Fünf Minuten später als sonst geht Maybrit Illner am Donnerstagabend auf Sendung, dann aber fragt Illner ihre Gäste: "Zwischen Krieg und Frieden: Was bringt Europa Sicherheit?" Dahinter stehen am Ende drei Themenkomplexe, nämlich die Fragen, wie die kurz- und mittelfristige Bedrohungslage für Deutschland und Europa aussieht, ob man wieder auf die USA als Verbündete hoffen kann und welcher Konflikt im Nordpolarmeer lauert. Das sei bereits jetzt Schauplatz von Interessenskonflikten und werde es bald umso mehr sein, wenn es wegen der Klimakrise bald eisfrei ist.

Das waren die Gäste

  • Manfred Weber (CSU): Der EVP-Fraktions- und Parteivorsitzende analysiert, dass die USA nicht mehr so präsent seien wie früher und Russland einen Krieg in Europa führe. "Für uns Europäer heißt das: Wir sind in eine eiskalte Welt geschubst worden und wir sind in dieser eiskalten Welt auch ziemlich nackt." Deshalb müsse man in Europa die Klein-Klein-Debatten überwinden und gemeinsam Antworten auf die großen, systemischen Fragen finden.
  • Jan Van Aken (DIE LINKE): Der Parteivorsitzende der Linken sagt, man müsse sich zwar gegen Drohnenüberflüge wehren, aber gleichzeitig "reagieren, ohne zu eskalieren". Er sei von einer Eskalationslogik geprägt, bei der es "innerhalb von Tagen" eine Eskalation gebe "die keiner mehr stoppen kann".
  • Claudia Major: Major ist Politikwissenschaftlerin und sagt, dass man militärisch, aber auch gesellschaftlich widerstandsfähig werden müsse.

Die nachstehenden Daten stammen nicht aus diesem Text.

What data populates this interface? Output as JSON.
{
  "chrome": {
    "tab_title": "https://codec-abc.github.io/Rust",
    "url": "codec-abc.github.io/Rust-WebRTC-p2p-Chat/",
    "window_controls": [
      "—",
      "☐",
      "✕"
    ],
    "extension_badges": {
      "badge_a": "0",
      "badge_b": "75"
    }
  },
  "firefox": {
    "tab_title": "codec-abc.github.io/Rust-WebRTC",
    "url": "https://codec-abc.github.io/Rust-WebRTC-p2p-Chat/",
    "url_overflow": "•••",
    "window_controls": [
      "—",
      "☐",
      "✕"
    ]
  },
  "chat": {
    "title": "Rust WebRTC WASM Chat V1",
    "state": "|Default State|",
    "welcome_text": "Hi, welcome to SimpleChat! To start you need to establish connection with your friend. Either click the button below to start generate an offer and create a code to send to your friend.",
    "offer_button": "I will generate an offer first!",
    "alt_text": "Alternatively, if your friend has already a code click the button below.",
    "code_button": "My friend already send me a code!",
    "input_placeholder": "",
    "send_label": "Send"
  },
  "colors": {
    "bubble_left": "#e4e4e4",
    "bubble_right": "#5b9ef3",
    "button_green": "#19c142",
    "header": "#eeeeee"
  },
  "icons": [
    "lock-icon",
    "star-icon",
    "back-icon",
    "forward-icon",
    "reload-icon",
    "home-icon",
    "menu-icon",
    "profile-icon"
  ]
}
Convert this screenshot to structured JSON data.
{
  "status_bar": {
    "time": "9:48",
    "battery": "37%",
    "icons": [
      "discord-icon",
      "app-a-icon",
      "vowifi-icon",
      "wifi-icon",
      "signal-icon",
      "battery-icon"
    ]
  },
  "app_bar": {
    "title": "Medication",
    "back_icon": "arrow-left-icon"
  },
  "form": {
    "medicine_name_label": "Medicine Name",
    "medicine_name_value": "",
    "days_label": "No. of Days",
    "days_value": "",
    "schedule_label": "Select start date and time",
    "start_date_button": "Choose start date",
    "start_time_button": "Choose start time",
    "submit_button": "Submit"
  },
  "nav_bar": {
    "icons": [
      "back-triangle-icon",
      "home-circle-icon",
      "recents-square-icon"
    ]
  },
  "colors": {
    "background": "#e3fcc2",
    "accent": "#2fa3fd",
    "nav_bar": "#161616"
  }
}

Dazu gehöre die Frage: "Sind wir in der Lage zwischen Fakt und Meinung zu unterscheiden? Wie gehen wir mit Propaganda und Desinformation um?" Um Putin vor einem Angriff auf Europa abzuhalten, brauche man eine Kombination aus vielen verschiedenen Maßnahmen, militärisch, politisch und wirtschaftlich.
  • Peter Neumann: Der Politologe und Sicherheitsexperte am Londoner King’s College rät, einerseits Stärke und Grenzen zu zeigen, gleichzeitig aber auch verhältnismäßig und vorsichtig zu agieren. "Deswegen ist es wichtig, dass man Sanktionen formuliert und kommuniziert, rote Linien kommuniziert, von denen man sich sicher sein kann, dass man die auch umsetzen kann", erklärt Neumann, sonst gebe es einen Bumerang-Effekt. Deshalb brauche man einen abgestuften Plan, eine Doktrin, was wann zu tun ist.
  • Katrin Eigendorf: Die Sonderkorrespondentin des ZDF glaubt, dass Putin gerade das Gegenteil von dem erreiche, was er eigentlich wollte. "Er schweißt nämlich die Europäer auf eine Art und Weise zusammen, die ich für sehr erstaunlich halte." Gleichzeitig befinde man sich in einem Graubereich zwischen Krieg und Frieden und statt die Moskauer U-Bahn lahmzulegen, wie es Manfred Weber vor kurzem vorgeschlagen hat, "fang ich vielleicht erstmal damit an, zum Beispiel zu verhindern, dass Russland seine massiven Desinformationskampagnen in Europa weiter fortführt", sagt Eigendorf.
  • Elmar Theveßen: Der ZDF-Studioleiter in Washington ist zugeschaltet und schätzt die US-Politik ein. Putin habe Trump beim Alaska-Gipfel weisgemacht, er könne die Ukraine schnell einnehmen. Nun habe Trump auch durch Selenskyj gemerkt, dass er wohl getäuscht wurde. "In diesem Fall fühlt er sich von Putin betrogen", erklärt Theveßen. Dass die USA angeblich überlegen, Langstreckenraketen an die Ukraine zu liefern, sei aber kein Beweis für Trumps Sinneswandel bezüglich der Ukraine, sondern erstens womöglich Teil eines Deals für Einblicke in ukrainische Drohnentechnik und zweitens ein Indiz für "ein Vorspiel zum Desinteresse". Nun sollten sich die Europäer alleine um die Ukraine kümmern, könnten aber Waffen in den USA kaufen.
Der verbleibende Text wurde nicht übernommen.